Da quando è terminato il mercato tutelato, si è avuta una trasformazione dell’intero sistema dell’energia, che interessa circa 15 milioni di consumatori con le compagnie erogatrici dei servizi di luce e gas fortemente interessate a sfruttare a proprio vantaggio questa evoluzione del mercato.
Entrando nello specifico, in questa fase storica sono molto attivi i call center che chiamano i potenziali clienti per proporre abbonamenti e tariffe via telefono, che però molto spesso celano dei contratti truffaldini.
Il fenomeno delle truffe al telefono, infatti, non conosce crisi, anzi si evolve e va avanti con metodologie sempre più tecnologiche e raffinate.
Una su tutte: l’operatore vi informa che state pagando un prezzo per le utenze troppo elevato e vi garantisce che, dal mese successivo, vi verrà attivata una tariffa più conveniente.
Un esempio è la cosiddetta truffa del sì, con la quale i consumatori sottoscrivono dei contratti in abbonamento senza nemmeno rendersene conto.
La truffa del sì è una delle più comuni tra quelle telefoniche e si basa su una tecnica subdola quanto semplice: ottenere una risposta affermativa per usarla in modo illecito.

Negli ultimi anni, questa pratica ha colpito numerosi utenti, spesso a loro insaputa, portando all’attivazione di contratti mai richiesti.
La truffa si sostanzia in un processo tanto semplice quanto diabolico: il consumatore viene contattato via telefono ed indotto a pronunciare la parola ‘’sì’’ come risposta ad una domanda generica che nulla ha a che fare con la sottoscrizione di un contratto energetico.
Quel sì, viene registrato e accuratamente tagliato, editato ed estrapolato dal contesto originale, per poi essere utilizzato come forma di assenso alla sottoscrizione di un contratto.

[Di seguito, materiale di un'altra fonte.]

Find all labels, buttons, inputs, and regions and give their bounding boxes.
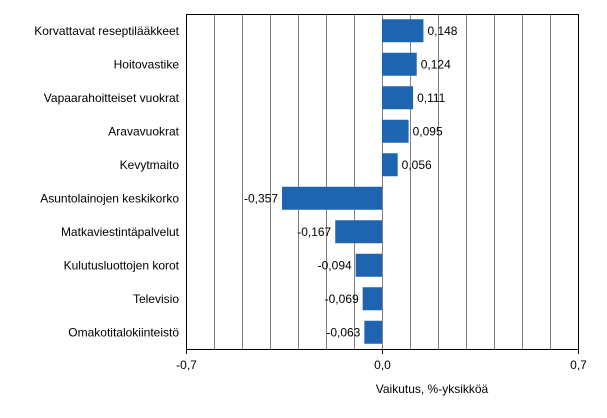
bar (382, 52, 417, 76)
x-tick-label: 0,7 (570, 358, 587, 372)
bar (355, 253, 382, 277)
value-label: -0,094 (318, 258, 352, 272)
bar (382, 153, 398, 177)
bar (364, 320, 382, 344)
value-label: 0,056 (402, 158, 432, 172)
category-label: Matkaviestintäpalvelut (61, 225, 180, 239)
value-label: -0,063 (326, 325, 360, 339)
category-label: Kevytmaito (120, 158, 180, 172)
value-label: 0,095 (413, 124, 443, 138)
bar (382, 86, 414, 110)
bar (362, 287, 382, 311)
bars (282, 19, 424, 344)
value-label: 0,148 (427, 24, 457, 38)
bar (335, 220, 382, 244)
category-label: Omakotitalokiinteistö (68, 325, 179, 339)
category-label: Vapaarahoitteiset vuokrat (44, 91, 180, 105)
category-label: Asuntolainojen keskikorko (40, 191, 179, 205)
category-label: Korvattavat reseptilääkkeet (34, 24, 179, 38)
value-labels: 0,148 0,124 0,111 0,095 0,056 -0,357 -0,167 -0,… (244, 24, 458, 340)
bar (282, 186, 382, 210)
x-axis-title: Vaikutus, %-yksikköä (376, 382, 489, 396)
bar (382, 19, 424, 43)
grid-lines (214, 14, 551, 349)
bar (382, 119, 409, 143)
value-label: 0,111 (417, 91, 446, 105)
x-tick-label: 0,0 (374, 358, 391, 372)
value-label: -0,167 (297, 225, 331, 239)
category-label: Aravavuokrat (108, 124, 179, 138)
value-label: 0,124 (421, 57, 451, 71)
x-axis-ticks: -0,7 0,0 0,7 (176, 349, 587, 372)
value-label: -0,069 (325, 292, 359, 306)
value-label: -0,357 (244, 191, 278, 205)
category-label: Hoitovastike (114, 57, 180, 71)
category-label: Televisio (133, 292, 179, 306)
x-tick-label: -0,7 (176, 358, 197, 372)
category-labels: Korvattavat reseptilääkkeet Hoitovastike V… (34, 24, 179, 340)
category-label: Kulutusluottojen korot (64, 258, 180, 272)
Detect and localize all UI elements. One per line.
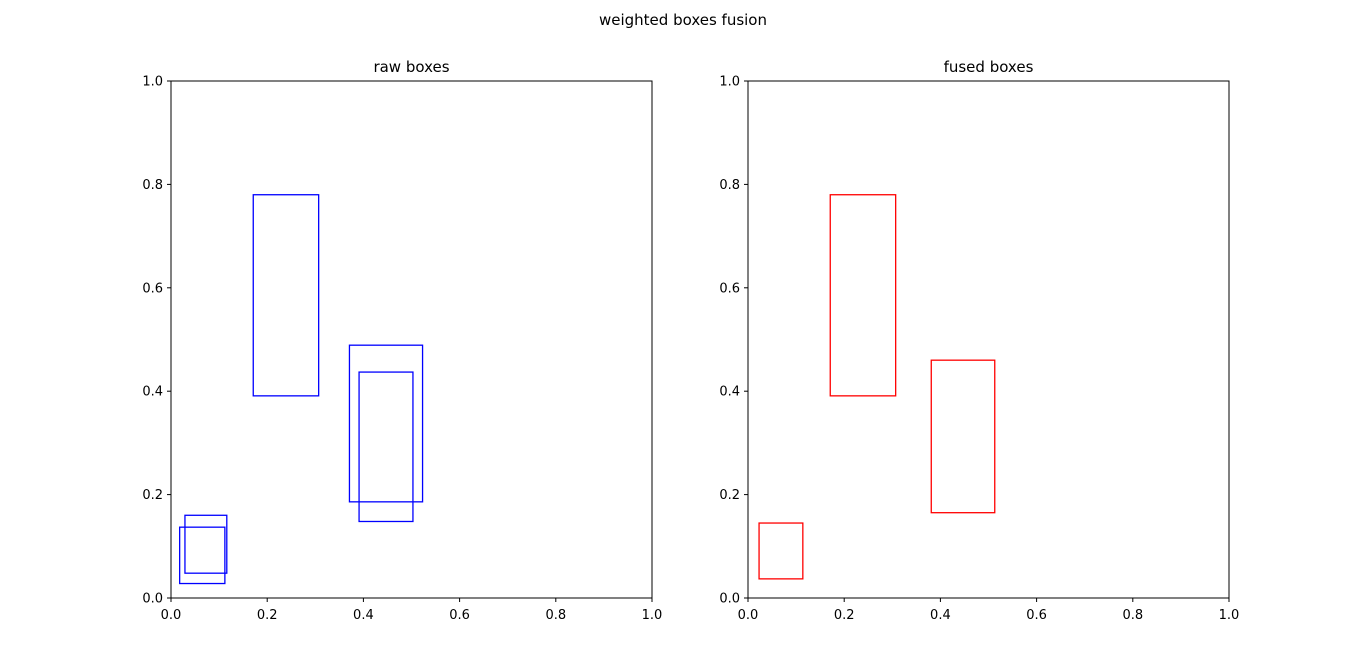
fused-ytick-label-3: 0.6	[719, 281, 740, 296]
axes-title-fused-boxes: fused boxes	[944, 58, 1034, 76]
fused-xtick-label-0: 0.0	[738, 608, 759, 623]
raw-xtick-label-1: 0.2	[257, 608, 278, 623]
fused-box-2	[829, 194, 897, 397]
axes-frame-raw-boxes	[170, 80, 653, 599]
fused-ytick-label-5: 1.0	[719, 75, 740, 90]
raw-xtick-label-0: 0.0	[161, 608, 182, 623]
fused-box-1	[758, 522, 804, 580]
raw-ytick-label-0: 0.0	[142, 592, 163, 607]
raw-xtick-label-4: 0.8	[545, 608, 566, 623]
raw-box-2	[184, 514, 228, 574]
axes-raw-boxes: raw boxes 0.0 0.2 0.4 0.6 0.8 1.0 0.0 0.2 0.4 0.6…	[142, 58, 662, 623]
raw-box-3	[252, 194, 320, 397]
fused-ytick-label-0: 0.0	[719, 592, 740, 607]
raw-xtick-label-3: 0.6	[449, 608, 470, 623]
fused-xtick-label-3: 0.6	[1026, 608, 1047, 623]
fused-xtick-label-4: 0.8	[1122, 608, 1143, 623]
raw-xtick-label-5: 1.0	[642, 608, 663, 623]
axes-fused-boxes: fused boxes 0.0 0.2 0.4 0.6 0.8 1.00.00.20.40…	[719, 58, 1239, 623]
axes-title-raw-boxes: raw boxes	[373, 58, 449, 76]
fused-ytick-label-4: 0.8	[719, 178, 740, 193]
fused-xtick-label-2: 0.4	[930, 608, 951, 623]
raw-box-1	[179, 526, 226, 585]
fused-ytick-label-2: 0.4	[719, 385, 740, 400]
raw-boxes-group	[179, 194, 424, 585]
fused-boxes-group	[758, 194, 996, 580]
raw-ytick-label-2: 0.4	[142, 385, 163, 400]
raw-ytick-label-5: 1.0	[142, 75, 163, 90]
figure-suptitle: weighted boxes fusion	[599, 11, 767, 29]
fused-box-3	[930, 359, 996, 514]
raw-box-4	[348, 344, 424, 503]
raw-ytick-label-4: 0.8	[142, 178, 163, 193]
raw-xtick-label-2: 0.4	[353, 608, 374, 623]
fused-boxes-ticks: 0.0 0.2 0.4 0.6 0.8 1.0 0.0 0.2 0.4 0.6 0.8 1.0	[719, 75, 1239, 624]
raw-ytick-label-3: 0.6	[142, 281, 163, 296]
raw-ytick-label-1: 0.2	[142, 488, 163, 503]
fused-xtick-label-1: 0.2	[834, 608, 855, 623]
axes-frame-fused-boxes	[747, 80, 1230, 599]
fused-xtick-label-5: 1.0	[1219, 608, 1240, 623]
raw-boxes-ticks: 0.0 0.2 0.4 0.6 0.8 1.0 0.0 0.2 0.4 0.6 0.8 1.0	[142, 75, 662, 624]
raw-box-5	[358, 371, 414, 523]
fused-ytick-label-1: 0.2	[719, 488, 740, 503]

Comprendere come funziona e quali sono i segnali a cui prestare attenzione è il primo passo per proteggersi da questo tipo di raggiro.
Un comportamento di questo tipo rappresenta naturalmente una truffa ai danni del consumatore, che non è però facile da dimostrare, di fatto viene dato un assenso da parte della viva voce del cliente, che per difendersi dovrà comunque dimostrare di aver subito un raggiro (operazione non sempre così semplice).
Quindi se non si ha intenzione di sottoscrivere nessun tipo di contratto è buona norma:
Non concedere mai i propri dati anagrafici.
Evitare di comunicare il proprio codice fiscale o l’iban via telefono.
Iscriversi al registro delle opposizioni.
Ai consumatori, specie in un periodo delicato come quello appena descritto, è chiesto di avere attenzione necessaria per riconoscere una truffa quando la si ha davanti e di innalzare al massimo la soglia dell’attenzione, anche perché le ‘’truffe telefoniche’’ riguardano svariati settori commerciali.